EVEN Napoleon was shocked by what took place on 7 September 1812, near the Russian village of Borodino. “Of the 50 battles I have fought,” he said, “the most terrible was the one before Moscow.” Whether war has its good days is open to question; but it certainly has its bad days.
The recent deaths of eight young soldiers in Afghanistan, on a single day, reminded us that we are a country at war. As we go about our daily business, hearing no gunfire, we might almost imagine we are a country at peace, and therefore be shocked when the coffins come home, carried on military shoulders across the tarmac, draped in honour and the Union flag. Surely the war ended in 1945? Well, a war did end then, but not war itself, which continues in different clothes and different lands; and, in war, lest we forget, people are regularly killed.

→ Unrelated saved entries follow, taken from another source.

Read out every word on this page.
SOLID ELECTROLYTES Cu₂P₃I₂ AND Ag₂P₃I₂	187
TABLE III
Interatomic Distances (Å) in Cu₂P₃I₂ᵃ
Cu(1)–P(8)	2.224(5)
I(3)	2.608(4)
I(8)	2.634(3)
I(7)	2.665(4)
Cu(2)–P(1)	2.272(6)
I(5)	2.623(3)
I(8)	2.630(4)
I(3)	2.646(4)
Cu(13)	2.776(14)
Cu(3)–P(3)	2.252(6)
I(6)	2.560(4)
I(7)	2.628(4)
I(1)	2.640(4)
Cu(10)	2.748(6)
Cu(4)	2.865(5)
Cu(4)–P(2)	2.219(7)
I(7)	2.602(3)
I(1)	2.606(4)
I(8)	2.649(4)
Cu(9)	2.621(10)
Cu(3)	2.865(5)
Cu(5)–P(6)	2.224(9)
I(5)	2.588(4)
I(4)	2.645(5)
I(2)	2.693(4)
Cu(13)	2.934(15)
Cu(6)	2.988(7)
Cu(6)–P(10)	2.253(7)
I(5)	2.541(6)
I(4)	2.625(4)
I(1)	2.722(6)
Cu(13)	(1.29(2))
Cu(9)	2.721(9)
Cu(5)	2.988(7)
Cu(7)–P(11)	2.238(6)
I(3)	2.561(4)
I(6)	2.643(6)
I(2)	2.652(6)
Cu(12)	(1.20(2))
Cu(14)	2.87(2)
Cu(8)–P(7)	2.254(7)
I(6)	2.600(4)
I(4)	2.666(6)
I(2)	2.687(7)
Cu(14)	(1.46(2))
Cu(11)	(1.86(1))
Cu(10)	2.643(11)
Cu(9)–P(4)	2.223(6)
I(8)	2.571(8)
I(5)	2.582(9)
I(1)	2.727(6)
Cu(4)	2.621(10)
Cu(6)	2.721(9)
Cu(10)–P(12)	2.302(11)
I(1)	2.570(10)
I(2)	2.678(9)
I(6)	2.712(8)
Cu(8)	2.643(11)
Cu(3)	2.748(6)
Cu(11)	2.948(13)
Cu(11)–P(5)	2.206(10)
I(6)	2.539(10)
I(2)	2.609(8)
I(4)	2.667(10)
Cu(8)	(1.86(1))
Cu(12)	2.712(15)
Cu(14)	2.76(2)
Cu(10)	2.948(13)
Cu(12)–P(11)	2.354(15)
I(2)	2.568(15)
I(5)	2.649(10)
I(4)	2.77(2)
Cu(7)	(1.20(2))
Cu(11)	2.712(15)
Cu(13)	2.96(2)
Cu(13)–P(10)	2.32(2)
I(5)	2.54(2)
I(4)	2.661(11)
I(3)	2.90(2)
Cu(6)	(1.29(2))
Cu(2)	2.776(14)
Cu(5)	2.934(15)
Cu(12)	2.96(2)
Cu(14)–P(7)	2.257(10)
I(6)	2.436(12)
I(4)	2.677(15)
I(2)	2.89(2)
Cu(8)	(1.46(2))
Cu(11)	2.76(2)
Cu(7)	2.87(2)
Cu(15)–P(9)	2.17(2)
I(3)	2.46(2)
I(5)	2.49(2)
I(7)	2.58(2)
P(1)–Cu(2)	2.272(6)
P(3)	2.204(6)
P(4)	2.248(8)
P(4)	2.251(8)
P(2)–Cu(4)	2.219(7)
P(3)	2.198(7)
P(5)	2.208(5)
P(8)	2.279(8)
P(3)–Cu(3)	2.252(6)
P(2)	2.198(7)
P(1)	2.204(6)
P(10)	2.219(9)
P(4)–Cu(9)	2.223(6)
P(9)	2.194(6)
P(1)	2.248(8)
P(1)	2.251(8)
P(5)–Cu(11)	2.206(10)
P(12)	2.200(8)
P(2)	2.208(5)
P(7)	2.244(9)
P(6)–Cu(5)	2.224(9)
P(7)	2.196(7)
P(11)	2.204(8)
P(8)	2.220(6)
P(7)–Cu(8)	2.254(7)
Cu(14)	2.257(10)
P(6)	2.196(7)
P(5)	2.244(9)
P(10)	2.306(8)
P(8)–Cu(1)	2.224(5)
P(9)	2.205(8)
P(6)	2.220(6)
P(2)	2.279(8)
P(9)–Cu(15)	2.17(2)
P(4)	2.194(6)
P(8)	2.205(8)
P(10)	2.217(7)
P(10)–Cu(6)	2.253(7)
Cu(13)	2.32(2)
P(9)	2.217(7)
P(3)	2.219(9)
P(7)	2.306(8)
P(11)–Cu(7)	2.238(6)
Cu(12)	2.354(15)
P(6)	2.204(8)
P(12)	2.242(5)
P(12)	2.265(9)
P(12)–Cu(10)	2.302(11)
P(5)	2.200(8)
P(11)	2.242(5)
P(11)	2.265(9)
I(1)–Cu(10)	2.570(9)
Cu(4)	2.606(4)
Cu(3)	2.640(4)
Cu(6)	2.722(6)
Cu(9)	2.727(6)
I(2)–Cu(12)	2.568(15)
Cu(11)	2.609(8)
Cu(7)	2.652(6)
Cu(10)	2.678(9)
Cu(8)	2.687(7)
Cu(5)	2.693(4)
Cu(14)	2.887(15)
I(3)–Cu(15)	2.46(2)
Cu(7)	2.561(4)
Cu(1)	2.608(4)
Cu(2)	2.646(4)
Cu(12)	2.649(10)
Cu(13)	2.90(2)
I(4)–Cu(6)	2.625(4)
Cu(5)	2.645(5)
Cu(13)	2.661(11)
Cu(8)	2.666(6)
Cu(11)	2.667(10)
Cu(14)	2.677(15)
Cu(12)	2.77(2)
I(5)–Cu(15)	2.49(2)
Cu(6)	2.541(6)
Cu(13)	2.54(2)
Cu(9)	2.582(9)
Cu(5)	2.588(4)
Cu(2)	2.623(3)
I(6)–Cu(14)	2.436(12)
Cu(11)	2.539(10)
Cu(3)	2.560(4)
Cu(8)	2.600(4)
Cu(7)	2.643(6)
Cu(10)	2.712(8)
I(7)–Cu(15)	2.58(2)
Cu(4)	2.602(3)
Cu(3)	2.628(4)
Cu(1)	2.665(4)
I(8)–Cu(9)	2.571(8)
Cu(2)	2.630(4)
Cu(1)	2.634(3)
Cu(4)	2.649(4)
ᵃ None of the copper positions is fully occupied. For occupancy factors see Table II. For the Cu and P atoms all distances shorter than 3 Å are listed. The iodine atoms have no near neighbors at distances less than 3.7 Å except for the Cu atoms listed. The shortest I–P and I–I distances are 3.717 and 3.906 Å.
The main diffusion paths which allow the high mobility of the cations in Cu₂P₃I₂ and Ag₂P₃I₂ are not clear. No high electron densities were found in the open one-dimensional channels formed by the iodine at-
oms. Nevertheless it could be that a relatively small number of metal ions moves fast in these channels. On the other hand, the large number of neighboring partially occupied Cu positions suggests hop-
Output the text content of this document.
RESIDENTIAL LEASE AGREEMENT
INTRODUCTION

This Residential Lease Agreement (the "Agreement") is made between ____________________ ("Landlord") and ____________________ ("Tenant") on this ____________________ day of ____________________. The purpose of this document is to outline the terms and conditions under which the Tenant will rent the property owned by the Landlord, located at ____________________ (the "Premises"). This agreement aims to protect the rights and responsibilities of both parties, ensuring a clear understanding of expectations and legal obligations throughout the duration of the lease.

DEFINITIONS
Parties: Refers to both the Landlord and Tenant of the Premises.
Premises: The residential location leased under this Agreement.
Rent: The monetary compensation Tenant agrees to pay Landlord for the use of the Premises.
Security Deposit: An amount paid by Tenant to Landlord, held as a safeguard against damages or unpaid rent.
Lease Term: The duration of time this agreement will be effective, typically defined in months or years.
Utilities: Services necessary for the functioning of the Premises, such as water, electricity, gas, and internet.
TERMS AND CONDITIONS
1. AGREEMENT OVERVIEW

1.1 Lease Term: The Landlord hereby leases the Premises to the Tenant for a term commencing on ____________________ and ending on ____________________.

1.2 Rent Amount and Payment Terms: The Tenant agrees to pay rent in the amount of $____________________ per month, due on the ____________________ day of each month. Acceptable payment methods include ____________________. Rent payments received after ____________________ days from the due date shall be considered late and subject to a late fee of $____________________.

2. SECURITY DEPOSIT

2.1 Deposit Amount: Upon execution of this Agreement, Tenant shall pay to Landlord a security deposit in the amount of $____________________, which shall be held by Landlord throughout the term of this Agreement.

On one day at Borodino, 70,000 soldiers are reckoned to have died. The Russians suffered more casualties than the French, but this was not significant for Tolstoy; it was war itself he had a problem with. He was aware of all the arguments against pacifism: patriotism, the protection of the defenceless, political common sense, and raw fear.
Set against these, however, were the Christian Gospels, in which Christ forbade his followers to take revenge, encouraging them instead to turn the other cheek, forgive their enemies, and bless those who persecuted them. Whatever scheme of things the “just war” fits into, it is certainly not this one. Which is probably why Tolstoy wrote in A Confession: “It is impossible to judge from a man’s conduct whether or not he is a Christian believer.” He allowed Christians to believe in war — as long as their opinions had nothing to do with the Gospels.
War is the never-ending story, because, like water in sodden earth, violence is written deep in the being of power. As even Tolstoy knew, with all his idealism, power will scrap and cudgel for its continuation; for the love of power does not go with goodness, but, rather, “with the opposite qualities — pride, cunning and cruelty.”
The saddest sight in war: grieving families. The bravest sight: the remaining soldiers carrying on the next day. The most disgraceful sight? Politicians sucking political capital out of the tears. Eight young men were killed that day because war is savage and immune to health-and-safety considerations.
You do not need to have witnessed either Borodino or Hiroshima to know that no war would pass a town-hall risk assessment. If you choose to be a country at war, you also choose to have coffins come home, in a slow military march.
Despite the horror of 7 September, Napoleon was undeterred, and pushed on towards Moscow. Of his 600,000 troops, 30,000 made it home alive.